I'm sorry there was a bug at assigning mode for database reading. Thank you for notifying this and please check if this is solved in the latest version.

khb7840 avatar Aug 09 '23 11:08 khb7840

Hi, Great - thanks. What do you mean with the latest version:

  1. Of the database from https://foldcomp.steineggerlab.workers.dev
  2. Of Foldcomp
  3. Something else(?)

patrickbryant1 avatar Aug 09 '23 12:08 patrickbryant1

Latest version of Foldcomp. Subsetting 'a_thaliana' should work with foldcomp of latest commit.

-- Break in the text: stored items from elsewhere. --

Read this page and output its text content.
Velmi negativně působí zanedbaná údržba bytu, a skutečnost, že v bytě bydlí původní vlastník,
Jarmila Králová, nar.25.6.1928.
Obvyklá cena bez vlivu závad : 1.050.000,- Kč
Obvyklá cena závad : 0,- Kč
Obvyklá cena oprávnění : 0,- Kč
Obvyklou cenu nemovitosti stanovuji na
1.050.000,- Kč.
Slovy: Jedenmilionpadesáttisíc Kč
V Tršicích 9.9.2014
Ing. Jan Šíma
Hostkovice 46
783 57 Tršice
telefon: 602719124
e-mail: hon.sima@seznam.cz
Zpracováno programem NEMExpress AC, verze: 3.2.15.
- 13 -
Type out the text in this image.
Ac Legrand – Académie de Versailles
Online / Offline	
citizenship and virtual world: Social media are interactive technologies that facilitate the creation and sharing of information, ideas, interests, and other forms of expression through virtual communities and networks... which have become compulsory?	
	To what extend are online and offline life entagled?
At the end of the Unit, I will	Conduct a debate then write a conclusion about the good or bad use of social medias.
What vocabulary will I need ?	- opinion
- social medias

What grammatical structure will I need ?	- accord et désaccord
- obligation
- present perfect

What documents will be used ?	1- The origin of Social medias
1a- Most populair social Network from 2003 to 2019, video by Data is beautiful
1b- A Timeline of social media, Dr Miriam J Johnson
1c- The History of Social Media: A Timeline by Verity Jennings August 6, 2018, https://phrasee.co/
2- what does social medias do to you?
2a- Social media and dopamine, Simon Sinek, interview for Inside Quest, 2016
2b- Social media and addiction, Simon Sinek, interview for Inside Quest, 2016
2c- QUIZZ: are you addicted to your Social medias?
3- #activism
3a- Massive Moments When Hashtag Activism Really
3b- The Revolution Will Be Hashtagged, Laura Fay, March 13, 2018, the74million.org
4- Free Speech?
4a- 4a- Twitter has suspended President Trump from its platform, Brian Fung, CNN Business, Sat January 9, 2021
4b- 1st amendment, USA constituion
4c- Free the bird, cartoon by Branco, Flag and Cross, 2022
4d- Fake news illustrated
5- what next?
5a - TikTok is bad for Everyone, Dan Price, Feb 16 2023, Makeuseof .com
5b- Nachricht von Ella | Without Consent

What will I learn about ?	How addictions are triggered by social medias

khb7840 avatar Aug 09 '23 13:08 khb7840

Ok, great. Does this include the binaries you distribute or only the pip installation/git clone? Do you know why mmseqs2 seems to fail on the same files? Is there something missing in the subsetting instructions there as well?

patrickbryant1 avatar Aug 09 '23 14:08 patrickbryant1

Please use git clone to get the latest updare. Python distribution is not updated with the latest commit. For the mmseqs2 part, I'm not sure what happened. I'll check this with mmseqs2 developers.

khb7840 avatar Aug 09 '23 14:08 khb7840

Ok, thanks for the help!

patrickbryant1 avatar Aug 09 '23 14:08 patrickbryant1